The Baltic capital fought off stiff competition from cities including Barcelona, Milan and Manchester following a successful campaign by Latvian LGBT group Mozaika.
Latvian Europride is planning to emphasize EU affairs, human rights, health, support for LGBT activists, culture and sports, and entertainment. There will also be the pride march.
Previous pride festivals in Riga have been banned by authorities and campaigners hope the event in three years time will send a powerful political message.
Juris Lavrikovs, of LGBT campaign group ILGA-Europe, told Gay Star News they have ‘complete trust’ in Mozaika after they successfully organized Baltic Pride in the city in May and established good relations with the government and police.

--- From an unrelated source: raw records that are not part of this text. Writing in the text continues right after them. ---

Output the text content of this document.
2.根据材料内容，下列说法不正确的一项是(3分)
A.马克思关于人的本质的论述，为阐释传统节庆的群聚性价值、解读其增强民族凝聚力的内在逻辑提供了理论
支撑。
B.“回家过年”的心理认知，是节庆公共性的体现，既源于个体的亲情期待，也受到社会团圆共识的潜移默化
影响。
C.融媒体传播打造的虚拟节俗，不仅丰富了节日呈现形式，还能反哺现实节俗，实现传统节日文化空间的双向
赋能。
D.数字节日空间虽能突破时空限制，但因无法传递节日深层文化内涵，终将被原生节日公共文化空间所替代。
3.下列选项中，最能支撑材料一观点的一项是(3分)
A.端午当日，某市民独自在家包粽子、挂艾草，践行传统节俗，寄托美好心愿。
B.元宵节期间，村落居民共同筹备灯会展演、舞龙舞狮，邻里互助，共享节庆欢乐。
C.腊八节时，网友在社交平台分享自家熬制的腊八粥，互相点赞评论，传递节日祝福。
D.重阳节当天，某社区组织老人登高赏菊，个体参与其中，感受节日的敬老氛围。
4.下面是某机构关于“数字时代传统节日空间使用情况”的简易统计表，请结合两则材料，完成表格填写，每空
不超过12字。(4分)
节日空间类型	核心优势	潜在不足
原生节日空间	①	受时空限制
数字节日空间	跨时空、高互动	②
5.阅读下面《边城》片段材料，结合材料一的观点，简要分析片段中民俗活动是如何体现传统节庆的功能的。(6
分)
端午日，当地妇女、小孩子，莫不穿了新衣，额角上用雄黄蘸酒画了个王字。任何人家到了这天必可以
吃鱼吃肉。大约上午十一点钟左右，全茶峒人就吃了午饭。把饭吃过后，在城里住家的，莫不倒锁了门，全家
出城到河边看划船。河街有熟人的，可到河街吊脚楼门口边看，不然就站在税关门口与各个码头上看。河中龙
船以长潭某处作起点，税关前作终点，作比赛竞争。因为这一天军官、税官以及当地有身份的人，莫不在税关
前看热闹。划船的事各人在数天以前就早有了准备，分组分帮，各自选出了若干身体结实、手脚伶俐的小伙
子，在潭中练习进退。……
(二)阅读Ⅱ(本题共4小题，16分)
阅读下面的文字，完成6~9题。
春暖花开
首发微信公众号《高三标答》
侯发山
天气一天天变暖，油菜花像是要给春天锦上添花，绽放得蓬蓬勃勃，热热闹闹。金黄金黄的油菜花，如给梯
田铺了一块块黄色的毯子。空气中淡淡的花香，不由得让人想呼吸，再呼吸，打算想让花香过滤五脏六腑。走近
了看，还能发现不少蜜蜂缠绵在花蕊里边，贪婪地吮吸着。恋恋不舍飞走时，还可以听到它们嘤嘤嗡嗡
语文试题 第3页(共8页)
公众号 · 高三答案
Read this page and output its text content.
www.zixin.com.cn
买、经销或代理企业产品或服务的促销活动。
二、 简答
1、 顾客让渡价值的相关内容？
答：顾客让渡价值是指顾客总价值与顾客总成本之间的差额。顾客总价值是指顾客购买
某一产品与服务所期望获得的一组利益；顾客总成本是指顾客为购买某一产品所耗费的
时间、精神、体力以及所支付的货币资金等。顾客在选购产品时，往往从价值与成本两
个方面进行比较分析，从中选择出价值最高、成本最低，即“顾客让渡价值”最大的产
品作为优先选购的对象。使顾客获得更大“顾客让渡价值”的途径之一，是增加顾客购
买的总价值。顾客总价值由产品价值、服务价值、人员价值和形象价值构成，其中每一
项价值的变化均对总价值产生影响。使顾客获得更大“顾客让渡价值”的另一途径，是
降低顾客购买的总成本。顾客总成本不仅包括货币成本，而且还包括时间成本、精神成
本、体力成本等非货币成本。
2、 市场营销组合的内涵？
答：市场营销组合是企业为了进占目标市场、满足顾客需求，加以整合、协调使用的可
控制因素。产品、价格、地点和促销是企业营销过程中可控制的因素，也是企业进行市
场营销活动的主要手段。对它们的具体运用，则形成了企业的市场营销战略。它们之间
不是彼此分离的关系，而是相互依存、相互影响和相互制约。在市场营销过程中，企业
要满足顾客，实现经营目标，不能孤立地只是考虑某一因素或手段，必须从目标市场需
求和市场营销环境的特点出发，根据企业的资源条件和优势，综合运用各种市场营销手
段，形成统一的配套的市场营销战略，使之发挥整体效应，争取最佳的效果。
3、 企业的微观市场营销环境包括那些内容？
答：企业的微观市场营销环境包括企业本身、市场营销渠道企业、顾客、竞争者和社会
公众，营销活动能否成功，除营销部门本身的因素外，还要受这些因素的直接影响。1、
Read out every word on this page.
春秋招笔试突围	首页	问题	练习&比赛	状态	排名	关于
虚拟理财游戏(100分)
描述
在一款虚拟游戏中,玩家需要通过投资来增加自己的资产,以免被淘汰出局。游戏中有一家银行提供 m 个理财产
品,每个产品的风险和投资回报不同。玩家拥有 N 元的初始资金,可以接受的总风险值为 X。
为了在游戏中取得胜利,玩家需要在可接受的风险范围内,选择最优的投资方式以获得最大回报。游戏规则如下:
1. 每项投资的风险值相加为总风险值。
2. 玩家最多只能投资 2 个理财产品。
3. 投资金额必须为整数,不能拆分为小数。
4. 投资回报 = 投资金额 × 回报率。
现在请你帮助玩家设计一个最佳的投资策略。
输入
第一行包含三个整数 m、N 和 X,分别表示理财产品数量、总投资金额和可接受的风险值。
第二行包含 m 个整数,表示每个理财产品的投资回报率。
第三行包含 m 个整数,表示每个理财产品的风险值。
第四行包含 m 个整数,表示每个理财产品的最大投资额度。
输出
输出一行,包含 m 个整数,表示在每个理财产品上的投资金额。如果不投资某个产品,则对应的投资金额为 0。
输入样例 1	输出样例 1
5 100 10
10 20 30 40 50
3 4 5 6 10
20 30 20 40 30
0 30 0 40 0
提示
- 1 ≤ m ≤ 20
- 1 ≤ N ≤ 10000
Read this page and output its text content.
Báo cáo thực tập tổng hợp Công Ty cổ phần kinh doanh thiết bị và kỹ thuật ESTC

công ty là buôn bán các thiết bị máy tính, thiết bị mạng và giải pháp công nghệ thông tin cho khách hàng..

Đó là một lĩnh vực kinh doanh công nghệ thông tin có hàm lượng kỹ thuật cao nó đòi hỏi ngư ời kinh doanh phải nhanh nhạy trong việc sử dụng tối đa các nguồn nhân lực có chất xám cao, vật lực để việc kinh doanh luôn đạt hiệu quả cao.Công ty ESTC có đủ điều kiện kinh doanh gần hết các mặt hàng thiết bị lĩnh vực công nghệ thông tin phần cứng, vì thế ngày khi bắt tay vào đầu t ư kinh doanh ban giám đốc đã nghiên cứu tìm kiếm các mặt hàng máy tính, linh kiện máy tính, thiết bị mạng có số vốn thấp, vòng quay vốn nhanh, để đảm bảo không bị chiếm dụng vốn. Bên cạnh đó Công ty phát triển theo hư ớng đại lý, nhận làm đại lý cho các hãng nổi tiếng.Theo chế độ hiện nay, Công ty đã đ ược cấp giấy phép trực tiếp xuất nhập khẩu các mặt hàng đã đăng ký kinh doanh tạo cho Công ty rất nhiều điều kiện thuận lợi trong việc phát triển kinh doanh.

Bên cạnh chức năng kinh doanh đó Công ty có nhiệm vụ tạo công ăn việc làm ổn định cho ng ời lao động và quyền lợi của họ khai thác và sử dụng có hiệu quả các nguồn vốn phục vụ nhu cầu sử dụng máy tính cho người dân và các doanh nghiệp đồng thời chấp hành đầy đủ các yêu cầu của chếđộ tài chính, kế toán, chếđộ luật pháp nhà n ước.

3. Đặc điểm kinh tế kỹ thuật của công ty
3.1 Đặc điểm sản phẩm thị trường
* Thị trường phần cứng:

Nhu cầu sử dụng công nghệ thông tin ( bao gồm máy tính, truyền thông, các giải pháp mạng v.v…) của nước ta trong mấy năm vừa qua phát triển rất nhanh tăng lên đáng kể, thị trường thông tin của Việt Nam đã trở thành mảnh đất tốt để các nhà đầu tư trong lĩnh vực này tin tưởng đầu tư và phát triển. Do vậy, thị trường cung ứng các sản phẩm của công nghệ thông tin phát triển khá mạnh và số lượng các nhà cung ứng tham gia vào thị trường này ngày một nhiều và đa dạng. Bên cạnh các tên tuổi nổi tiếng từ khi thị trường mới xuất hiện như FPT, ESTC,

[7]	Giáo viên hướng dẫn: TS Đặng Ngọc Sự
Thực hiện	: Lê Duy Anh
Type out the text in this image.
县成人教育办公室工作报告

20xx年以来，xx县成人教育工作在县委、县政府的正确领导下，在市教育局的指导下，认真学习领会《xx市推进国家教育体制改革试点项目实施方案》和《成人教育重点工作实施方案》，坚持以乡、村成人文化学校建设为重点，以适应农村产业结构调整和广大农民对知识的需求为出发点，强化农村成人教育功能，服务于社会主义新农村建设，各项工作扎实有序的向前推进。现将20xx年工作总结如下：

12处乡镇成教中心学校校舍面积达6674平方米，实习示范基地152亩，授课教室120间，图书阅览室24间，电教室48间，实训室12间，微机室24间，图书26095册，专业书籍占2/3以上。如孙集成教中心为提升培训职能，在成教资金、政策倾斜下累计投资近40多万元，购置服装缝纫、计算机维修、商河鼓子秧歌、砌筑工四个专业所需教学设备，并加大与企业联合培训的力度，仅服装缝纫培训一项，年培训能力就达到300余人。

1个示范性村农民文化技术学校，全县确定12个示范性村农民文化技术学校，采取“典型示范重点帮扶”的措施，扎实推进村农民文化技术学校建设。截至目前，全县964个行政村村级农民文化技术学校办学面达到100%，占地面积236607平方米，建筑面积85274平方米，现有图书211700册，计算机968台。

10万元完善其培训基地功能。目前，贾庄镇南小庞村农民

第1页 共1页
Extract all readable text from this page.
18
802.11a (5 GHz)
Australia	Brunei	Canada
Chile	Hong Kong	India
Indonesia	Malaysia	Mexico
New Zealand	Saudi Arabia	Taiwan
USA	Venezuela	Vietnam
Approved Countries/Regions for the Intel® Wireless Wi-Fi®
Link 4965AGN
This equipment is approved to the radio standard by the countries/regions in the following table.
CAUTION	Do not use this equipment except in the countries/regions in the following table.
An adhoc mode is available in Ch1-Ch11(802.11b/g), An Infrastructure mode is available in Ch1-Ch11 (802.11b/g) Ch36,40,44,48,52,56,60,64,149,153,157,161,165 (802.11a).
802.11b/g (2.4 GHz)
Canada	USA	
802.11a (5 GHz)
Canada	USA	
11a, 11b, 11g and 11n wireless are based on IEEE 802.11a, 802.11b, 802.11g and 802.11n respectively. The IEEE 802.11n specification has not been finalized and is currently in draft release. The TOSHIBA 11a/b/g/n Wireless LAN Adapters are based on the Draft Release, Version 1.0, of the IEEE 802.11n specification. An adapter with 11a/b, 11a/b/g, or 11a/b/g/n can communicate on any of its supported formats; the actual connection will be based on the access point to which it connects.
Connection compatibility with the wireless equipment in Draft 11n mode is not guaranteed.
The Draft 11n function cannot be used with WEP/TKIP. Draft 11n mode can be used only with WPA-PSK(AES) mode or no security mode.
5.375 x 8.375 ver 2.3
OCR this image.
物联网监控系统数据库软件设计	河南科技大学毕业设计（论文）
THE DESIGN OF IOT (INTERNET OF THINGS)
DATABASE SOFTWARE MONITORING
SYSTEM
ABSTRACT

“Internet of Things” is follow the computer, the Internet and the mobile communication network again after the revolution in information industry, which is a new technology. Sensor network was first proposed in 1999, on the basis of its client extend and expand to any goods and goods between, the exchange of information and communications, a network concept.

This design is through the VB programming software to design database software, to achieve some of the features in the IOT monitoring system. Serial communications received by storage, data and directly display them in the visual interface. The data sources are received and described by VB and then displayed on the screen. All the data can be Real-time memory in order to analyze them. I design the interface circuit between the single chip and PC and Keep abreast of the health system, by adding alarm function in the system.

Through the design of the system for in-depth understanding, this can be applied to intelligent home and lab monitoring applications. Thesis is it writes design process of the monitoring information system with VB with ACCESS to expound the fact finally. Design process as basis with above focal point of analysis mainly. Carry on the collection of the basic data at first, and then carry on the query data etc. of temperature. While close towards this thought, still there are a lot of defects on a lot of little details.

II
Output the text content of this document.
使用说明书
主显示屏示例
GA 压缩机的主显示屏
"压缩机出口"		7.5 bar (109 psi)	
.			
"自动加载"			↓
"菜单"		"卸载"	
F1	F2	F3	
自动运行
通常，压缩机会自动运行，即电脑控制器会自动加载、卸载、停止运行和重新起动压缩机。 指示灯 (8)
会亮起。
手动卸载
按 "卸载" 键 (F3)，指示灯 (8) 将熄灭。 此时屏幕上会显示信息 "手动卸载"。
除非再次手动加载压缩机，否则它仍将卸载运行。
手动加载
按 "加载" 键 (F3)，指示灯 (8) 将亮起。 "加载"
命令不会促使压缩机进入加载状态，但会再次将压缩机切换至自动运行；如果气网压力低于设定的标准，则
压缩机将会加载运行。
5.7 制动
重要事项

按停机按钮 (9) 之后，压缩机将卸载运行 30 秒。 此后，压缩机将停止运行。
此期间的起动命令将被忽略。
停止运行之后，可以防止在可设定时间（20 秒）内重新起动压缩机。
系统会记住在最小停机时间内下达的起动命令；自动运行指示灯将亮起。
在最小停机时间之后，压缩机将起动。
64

‘Europride will be quite important in the region because of the closeness the country has to the former Soviet Union,’ Lavrikovs said.
‘It will be a great opportunity to send not only a political message but also to ensure more participation from countries which are normally not able to travel easily to other places where it is held.’
The 22nd annual Europride in Riga will coincide with Latvia’s hosting of the European Union Presidency.
Lavrikovs told GSN: ‘It’s a great opportunity to address and discuss the issues with Latvian politicians on a completely different level outside of the national discourse but using the European agenda as well.’
He added that Europride in Riga is a ‘sign of maturity’ for the gay rights movement in the region and sends a ‘strong signal’ to neighboring countries such as Russia where anti-gay ‘propaganda’ laws have been introduced to suppress LGBT freedom of expression.
The first Europride was organized in London in 1992 and in 2010, the event happened in Warsaw – the first time a former communist country has hosted the festival.